Q: Is there any specifications on the image pixel values for the decoder? #33

xiankgx · 2022-04-29T15:41:52Z

Hi, do you know if there are any strict restrictions on the image input to the decoder? I remember it is mentioned to be [-1, +1] somewhere, but can we also used other values like [0, 1]? However, since we are adding random normal noise with mean 0 I guess not?
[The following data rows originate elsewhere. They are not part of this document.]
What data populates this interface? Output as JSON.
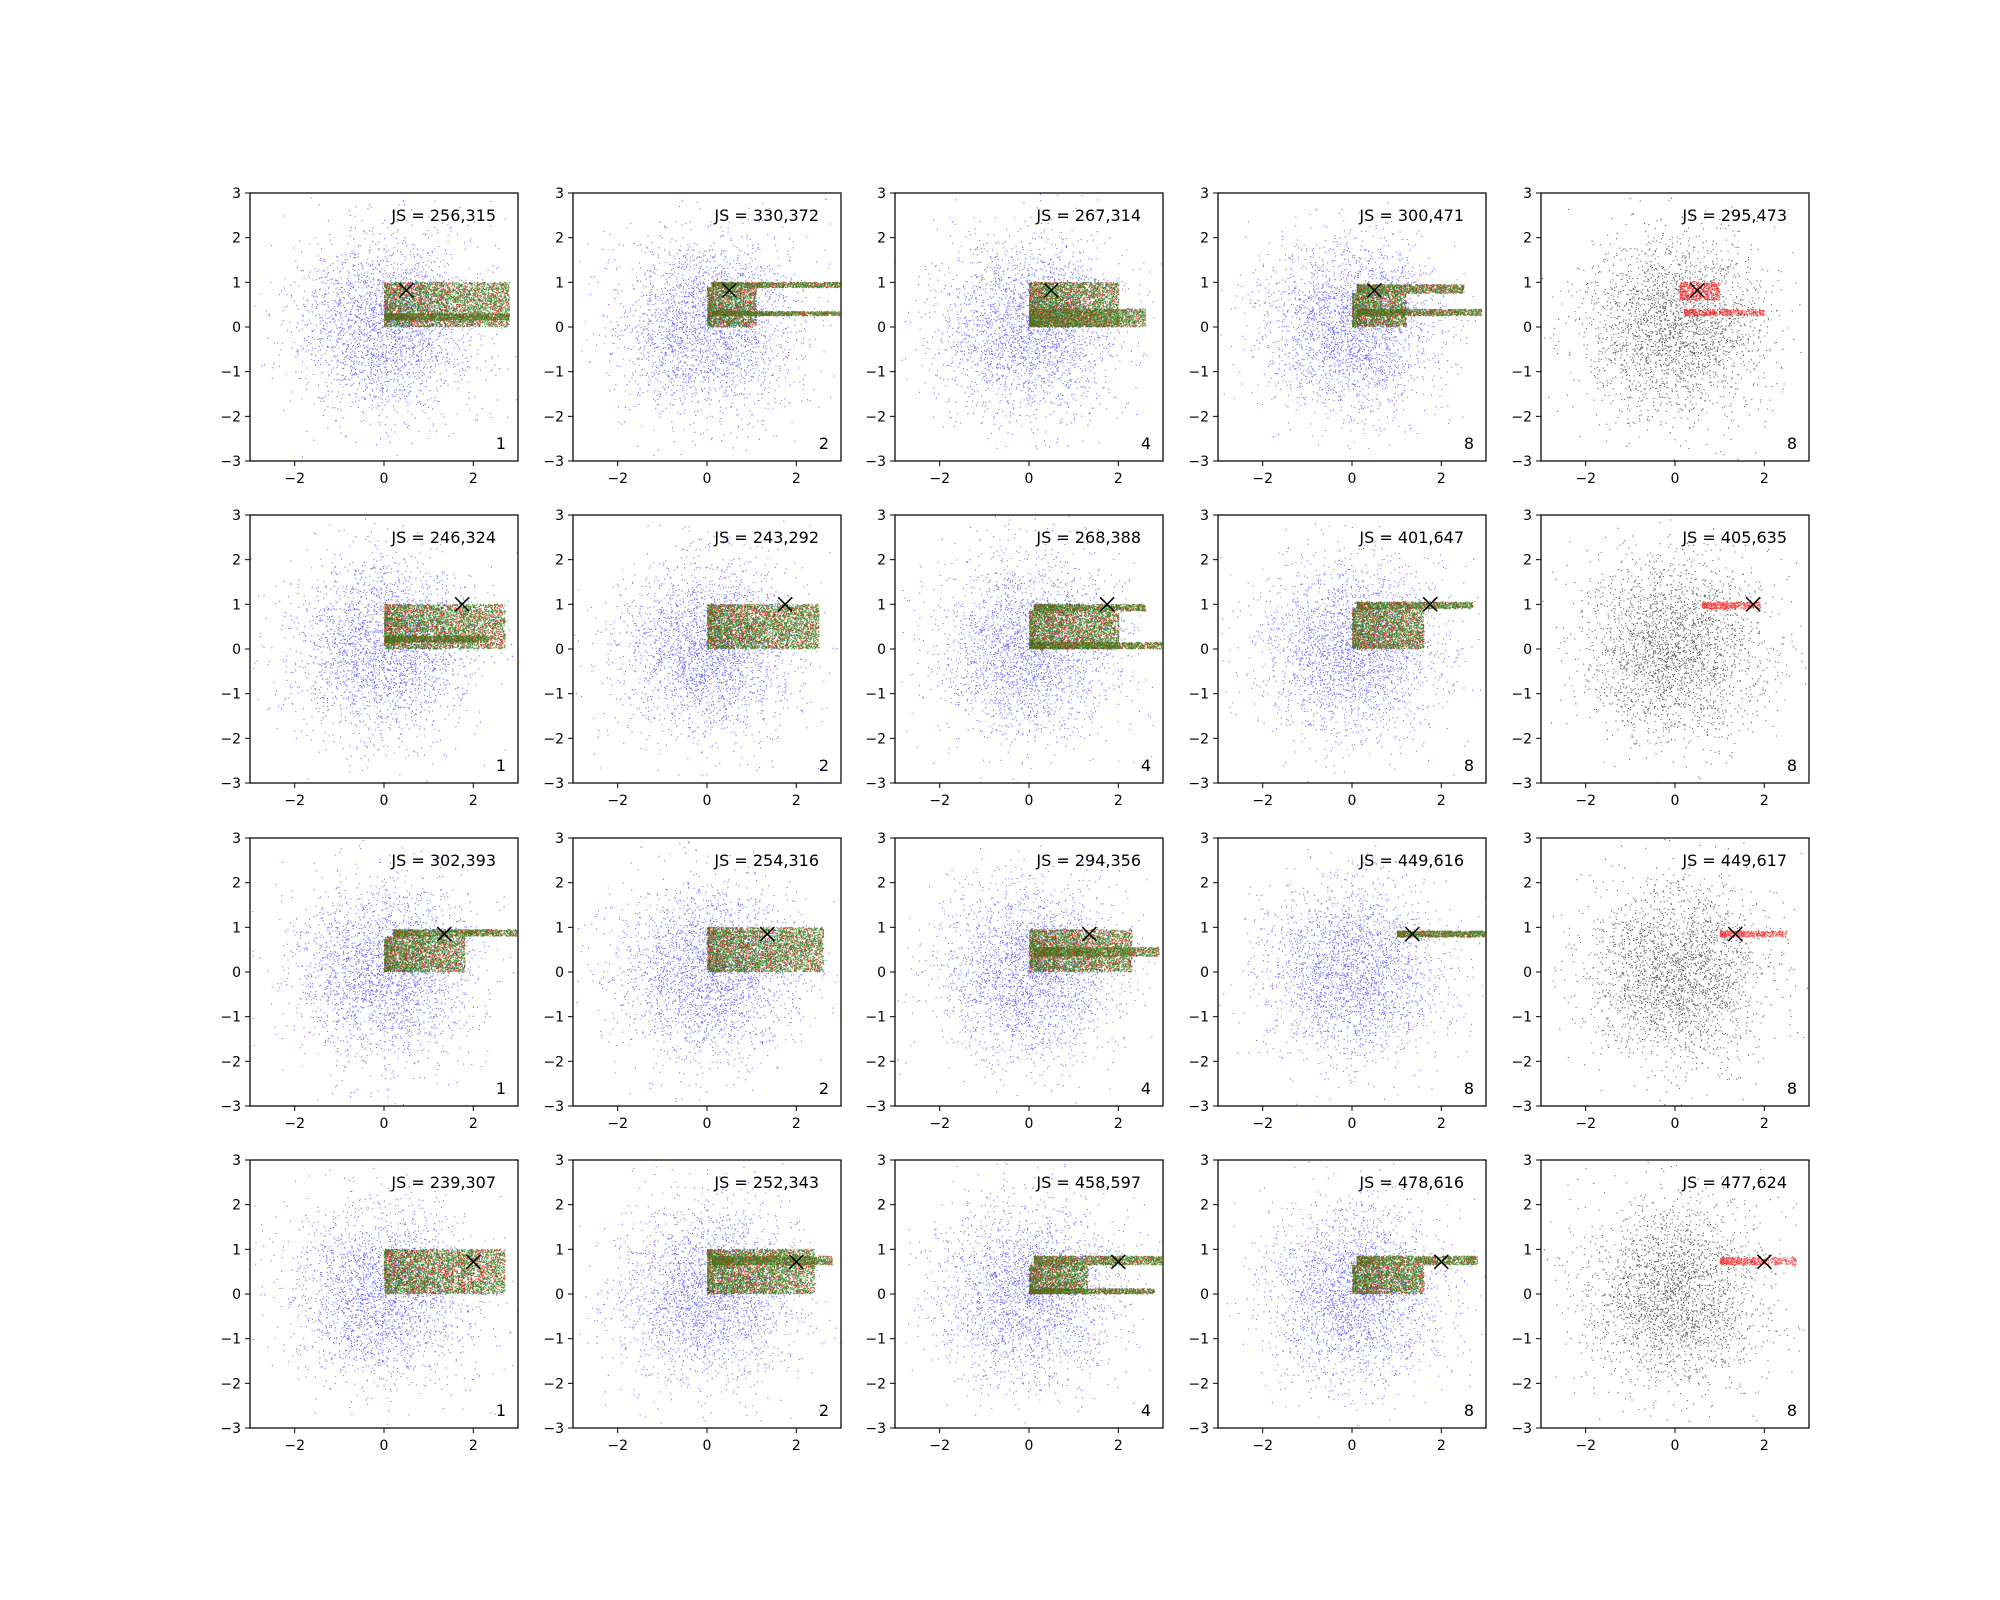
{
  "figure": {
    "grid": "4x5",
    "colors": {
      "background_points": "#0000ff",
      "background_points_last_column": "#000000",
      "red_points": "#ff0000",
      "green_points": "#008000",
      "marker": "#000000"
    }
  },
  "chart_data": [
    {
      "type": "scatter",
      "row": 0,
      "col": 0,
      "js_label": "JS = 256,315",
      "corner_label": "1",
      "marker": [
        0.5,
        0.82
      ],
      "bands": [
        {
          "y": [
            0.0,
            1.0
          ],
          "x": [
            0.0,
            2.8
          ]
        },
        {
          "y": [
            0.15,
            0.3
          ],
          "x": [
            0.0,
            2.8
          ]
        }
      ],
      "xlim": [
        -3,
        3
      ],
      "ylim": [
        -3,
        3
      ],
      "xticks": [
        "−2",
        "0",
        "2"
      ],
      "yticks": [
        "−3",
        "−2",
        "−1",
        "0",
        "1",
        "2",
        "3"
      ],
      "has_green": true,
      "grid": false
    },
    {
      "type": "scatter",
      "row": 0,
      "col": 1,
      "js_label": "JS = 330,372",
      "corner_label": "2",
      "marker": [
        0.5,
        0.82
      ],
      "bands": [
        {
          "y": [
            0.88,
            1.0
          ],
          "x": [
            0.1,
            3.0
          ]
        },
        {
          "y": [
            0.25,
            0.35
          ],
          "x": [
            0.1,
            3.0
          ]
        },
        {
          "y": [
            0.0,
            0.88
          ],
          "x": [
            0.0,
            1.1
          ]
        }
      ],
      "xlim": [
        -3,
        3
      ],
      "ylim": [
        -3,
        3
      ],
      "xticks": [
        "−2",
        "0",
        "2"
      ],
      "yticks": [
        "−3",
        "−2",
        "−1",
        "0",
        "1",
        "2",
        "3"
      ],
      "has_green": true,
      "grid": false
    },
    {
      "type": "scatter",
      "row": 0,
      "col": 2,
      "js_label": "JS = 267,314",
      "corner_label": "4",
      "marker": [
        0.5,
        0.82
      ],
      "bands": [
        {
          "y": [
            0.0,
            1.0
          ],
          "x": [
            0.0,
            2.0
          ]
        },
        {
          "y": [
            0.0,
            0.4
          ],
          "x": [
            0.0,
            2.6
          ]
        }
      ],
      "xlim": [
        -3,
        3
      ],
      "ylim": [
        -3,
        3
      ],
      "xticks": [
        "−2",
        "0",
        "2"
      ],
      "yticks": [
        "−3",
        "−2",
        "−1",
        "0",
        "1",
        "2",
        "3"
      ],
      "has_green": true,
      "grid": false
    },
    {
      "type": "scatter",
      "row": 0,
      "col": 3,
      "js_label": "JS = 300,471",
      "corner_label": "8",
      "marker": [
        0.5,
        0.82
      ],
      "bands": [
        {
          "y": [
            0.75,
            0.95
          ],
          "x": [
            0.1,
            2.5
          ]
        },
        {
          "y": [
            0.25,
            0.4
          ],
          "x": [
            0.1,
            2.9
          ]
        },
        {
          "y": [
            0.0,
            0.75
          ],
          "x": [
            0.0,
            1.2
          ]
        }
      ],
      "xlim": [
        -3,
        3
      ],
      "ylim": [
        -3,
        3
      ],
      "xticks": [
        "−2",
        "0",
        "2"
      ],
      "yticks": [
        "−3",
        "−2",
        "−1",
        "0",
        "1",
        "2",
        "3"
      ],
      "has_green": true,
      "grid": false
    },
    {
      "type": "scatter",
      "row": 0,
      "col": 4,
      "js_label": "JS = 295,473",
      "corner_label": "8",
      "marker": [
        0.5,
        0.82
      ],
      "bands": [
        {
          "y": [
            0.6,
            1.0
          ],
          "x": [
            0.1,
            1.0
          ]
        },
        {
          "y": [
            0.25,
            0.4
          ],
          "x": [
            0.2,
            2.0
          ]
        }
      ],
      "xlim": [
        -3,
        3
      ],
      "ylim": [
        -3,
        3
      ],
      "xticks": [
        "−2",
        "0",
        "2"
      ],
      "yticks": [
        "−3",
        "−2",
        "−1",
        "0",
        "1",
        "2",
        "3"
      ],
      "has_green": false,
      "grid": false
    },
    {
      "type": "scatter",
      "row": 1,
      "col": 0,
      "js_label": "JS = 246,324",
      "corner_label": "1",
      "marker": [
        1.75,
        1.0
      ],
      "bands": [
        {
          "y": [
            0.0,
            1.0
          ],
          "x": [
            0.0,
            2.7
          ]
        },
        {
          "y": [
            0.15,
            0.3
          ],
          "x": [
            0.0,
            2.3
          ]
        }
      ],
      "xlim": [
        -3,
        3
      ],
      "ylim": [
        -3,
        3
      ],
      "xticks": [
        "−2",
        "0",
        "2"
      ],
      "yticks": [
        "−3",
        "−2",
        "−1",
        "0",
        "1",
        "2",
        "3"
      ],
      "has_green": true,
      "grid": false
    },
    {
      "type": "scatter",
      "row": 1,
      "col": 1,
      "js_label": "JS = 243,292",
      "corner_label": "2",
      "marker": [
        1.75,
        1.0
      ],
      "bands": [
        {
          "y": [
            0.0,
            1.0
          ],
          "x": [
            0.0,
            2.5
          ]
        }
      ],
      "xlim": [
        -3,
        3
      ],
      "ylim": [
        -3,
        3
      ],
      "xticks": [
        "−2",
        "0",
        "2"
      ],
      "yticks": [
        "−3",
        "−2",
        "−1",
        "0",
        "1",
        "2",
        "3"
      ],
      "has_green": true,
      "grid": false
    },
    {
      "type": "scatter",
      "row": 1,
      "col": 2,
      "js_label": "JS = 268,388",
      "corner_label": "4",
      "marker": [
        1.75,
        1.0
      ],
      "bands": [
        {
          "y": [
            0.85,
            1.0
          ],
          "x": [
            0.1,
            2.6
          ]
        },
        {
          "y": [
            0.0,
            0.85
          ],
          "x": [
            0.0,
            2.0
          ]
        },
        {
          "y": [
            0.0,
            0.15
          ],
          "x": [
            0.0,
            3.0
          ]
        }
      ],
      "xlim": [
        -3,
        3
      ],
      "ylim": [
        -3,
        3
      ],
      "xticks": [
        "−2",
        "0",
        "2"
      ],
      "yticks": [
        "−3",
        "−2",
        "−1",
        "0",
        "1",
        "2",
        "3"
      ],
      "has_green": true,
      "grid": false
    },
    {
      "type": "scatter",
      "row": 1,
      "col": 3,
      "js_label": "JS = 401,647",
      "corner_label": "8",
      "marker": [
        1.75,
        1.0
      ],
      "bands": [
        {
          "y": [
            0.9,
            1.05
          ],
          "x": [
            0.1,
            2.7
          ]
        },
        {
          "y": [
            0.0,
            0.9
          ],
          "x": [
            0.0,
            1.6
          ]
        }
      ],
      "xlim": [
        -3,
        3
      ],
      "ylim": [
        -3,
        3
      ],
      "xticks": [
        "−2",
        "0",
        "2"
      ],
      "yticks": [
        "−3",
        "−2",
        "−1",
        "0",
        "1",
        "2",
        "3"
      ],
      "has_green": true,
      "grid": false
    },
    {
      "type": "scatter",
      "row": 1,
      "col": 4,
      "js_label": "JS = 405,635",
      "corner_label": "8",
      "marker": [
        1.75,
        1.0
      ],
      "bands": [
        {
          "y": [
            0.9,
            1.05
          ],
          "x": [
            0.6,
            1.9
          ]
        }
      ],
      "xlim": [
        -3,
        3
      ],
      "ylim": [
        -3,
        3
      ],
      "xticks": [
        "−2",
        "0",
        "2"
      ],
      "yticks": [
        "−3",
        "−2",
        "−1",
        "0",
        "1",
        "2",
        "3"
      ],
      "has_green": false,
      "grid": false
    },
    {
      "type": "scatter",
      "row": 2,
      "col": 0,
      "js_label": "JS = 302,393",
      "corner_label": "1",
      "marker": [
        1.35,
        0.85
      ],
      "bands": [
        {
          "y": [
            0.8,
            0.95
          ],
          "x": [
            0.2,
            3.0
          ]
        },
        {
          "y": [
            0.0,
            0.8
          ],
          "x": [
            0.0,
            1.8
          ]
        }
      ],
      "xlim": [
        -3,
        3
      ],
      "ylim": [
        -3,
        3
      ],
      "xticks": [
        "−2",
        "0",
        "2"
      ],
      "yticks": [
        "−3",
        "−2",
        "−1",
        "0",
        "1",
        "2",
        "3"
      ],
      "has_green": true,
      "grid": false
    },
    {
      "type": "scatter",
      "row": 2,
      "col": 1,
      "js_label": "JS = 254,316",
      "corner_label": "2",
      "marker": [
        1.35,
        0.85
      ],
      "bands": [
        {
          "y": [
            0.0,
            1.0
          ],
          "x": [
            0.0,
            2.6
          ]
        }
      ],
      "xlim": [
        -3,
        3
      ],
      "ylim": [
        -3,
        3
      ],
      "xticks": [
        "−2",
        "0",
        "2"
      ],
      "yticks": [
        "−3",
        "−2",
        "−1",
        "0",
        "1",
        "2",
        "3"
      ],
      "has_green": true,
      "grid": false
    },
    {
      "type": "scatter",
      "row": 2,
      "col": 2,
      "js_label": "JS = 294,356",
      "corner_label": "4",
      "marker": [
        1.35,
        0.85
      ],
      "bands": [
        {
          "y": [
            0.0,
            0.95
          ],
          "x": [
            0.0,
            2.3
          ]
        },
        {
          "y": [
            0.35,
            0.55
          ],
          "x": [
            0.1,
            2.9
          ]
        }
      ],
      "xlim": [
        -3,
        3
      ],
      "ylim": [
        -3,
        3
      ],
      "xticks": [
        "−2",
        "0",
        "2"
      ],
      "yticks": [
        "−3",
        "−2",
        "−1",
        "0",
        "1",
        "2",
        "3"
      ],
      "has_green": true,
      "grid": false
    },
    {
      "type": "scatter",
      "row": 2,
      "col": 3,
      "js_label": "JS = 449,616",
      "corner_label": "8",
      "marker": [
        1.35,
        0.85
      ],
      "bands": [
        {
          "y": [
            0.78,
            0.92
          ],
          "x": [
            1.0,
            3.0
          ]
        }
      ],
      "xlim": [
        -3,
        3
      ],
      "ylim": [
        -3,
        3
      ],
      "xticks": [
        "−2",
        "0",
        "2"
      ],
      "yticks": [
        "−3",
        "−2",
        "−1",
        "0",
        "1",
        "2",
        "3"
      ],
      "has_green": true,
      "grid": false
    },
    {
      "type": "scatter",
      "row": 2,
      "col": 4,
      "js_label": "JS = 449,617",
      "corner_label": "8",
      "marker": [
        1.35,
        0.85
      ],
      "bands": [
        {
          "y": [
            0.78,
            0.92
          ],
          "x": [
            1.0,
            2.5
          ]
        }
      ],
      "xlim": [
        -3,
        3
      ],
      "ylim": [
        -3,
        3
      ],
      "xticks": [
        "−2",
        "0",
        "2"
      ],
      "yticks": [
        "−3",
        "−2",
        "−1",
        "0",
        "1",
        "2",
        "3"
      ],
      "has_green": false,
      "grid": false
    },
    {
      "type": "scatter",
      "row": 3,
      "col": 0,
      "js_label": "JS = 239,307",
      "corner_label": "1",
      "marker": [
        2.0,
        0.72
      ],
      "bands": [
        {
          "y": [
            0.0,
            1.0
          ],
          "x": [
            0.0,
            2.7
          ]
        }
      ],
      "xlim": [
        -3,
        3
      ],
      "ylim": [
        -3,
        3
      ],
      "xticks": [
        "−2",
        "0",
        "2"
      ],
      "yticks": [
        "−3",
        "−2",
        "−1",
        "0",
        "1",
        "2",
        "3"
      ],
      "has_green": true,
      "grid": false
    },
    {
      "type": "scatter",
      "row": 3,
      "col": 1,
      "js_label": "JS = 252,343",
      "corner_label": "2",
      "marker": [
        2.0,
        0.72
      ],
      "bands": [
        {
          "y": [
            0.0,
            1.0
          ],
          "x": [
            0.0,
            2.4
          ]
        },
        {
          "y": [
            0.65,
            0.85
          ],
          "x": [
            0.1,
            2.8
          ]
        }
      ],
      "xlim": [
        -3,
        3
      ],
      "ylim": [
        -3,
        3
      ],
      "xticks": [
        "−2",
        "0",
        "2"
      ],
      "yticks": [
        "−3",
        "−2",
        "−1",
        "0",
        "1",
        "2",
        "3"
      ],
      "has_green": true,
      "grid": false
    },
    {
      "type": "scatter",
      "row": 3,
      "col": 2,
      "js_label": "JS = 458,597",
      "corner_label": "4",
      "marker": [
        2.0,
        0.72
      ],
      "bands": [
        {
          "y": [
            0.65,
            0.85
          ],
          "x": [
            0.1,
            3.0
          ]
        },
        {
          "y": [
            0.0,
            0.65
          ],
          "x": [
            0.0,
            1.3
          ]
        },
        {
          "y": [
            0.0,
            0.12
          ],
          "x": [
            0.0,
            2.8
          ]
        }
      ],
      "xlim": [
        -3,
        3
      ],
      "ylim": [
        -3,
        3
      ],
      "xticks": [
        "−2",
        "0",
        "2"
      ],
      "yticks": [
        "−3",
        "−2",
        "−1",
        "0",
        "1",
        "2",
        "3"
      ],
      "has_green": true,
      "grid": false
    },
    {
      "type": "scatter",
      "row": 3,
      "col": 3,
      "js_label": "JS = 478,616",
      "corner_label": "8",
      "marker": [
        2.0,
        0.72
      ],
      "bands": [
        {
          "y": [
            0.65,
            0.85
          ],
          "x": [
            0.1,
            2.8
          ]
        },
        {
          "y": [
            0.0,
            0.65
          ],
          "x": [
            0.0,
            1.6
          ]
        }
      ],
      "xlim": [
        -3,
        3
      ],
      "ylim": [
        -3,
        3
      ],
      "xticks": [
        "−2",
        "0",
        "2"
      ],
      "yticks": [
        "−3",
        "−2",
        "−1",
        "0",
        "1",
        "2",
        "3"
      ],
      "has_green": true,
      "grid": false
    },
    {
      "type": "scatter",
      "row": 3,
      "col": 4,
      "js_label": "JS = 477,624",
      "corner_label": "8",
      "marker": [
        2.0,
        0.72
      ],
      "bands": [
        {
          "y": [
            0.65,
            0.82
          ],
          "x": [
            1.0,
            2.7
          ]
        }
      ],
      "xlim": [
        -3,
        3
      ],
      "ylim": [
        -3,
        3
      ],
      "xticks": [
        "−2",
        "0",
        "2"
      ],
      "yticks": [
        "−3",
        "−2",
        "−1",
        "0",
        "1",
        "2",
        "3"
      ],
      "has_green": false,
      "grid": false
    }
  ]
}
lucidrains · 2022-04-29T15:56:18Z

@xiankgx yea, this repository does it from -1 to +1, but i've seen some generative models out there (back when i trained a lot of GANs) that does it from 0 to 1. i don't actually know if i've ever read any papers that did a proper comparison between the two

xiankgx · 2022-04-29T16:11:45Z

We should be very careful when passing images to various places, for different CLIP implementations which expect different things, also as the prediction target or x_start for the decoder.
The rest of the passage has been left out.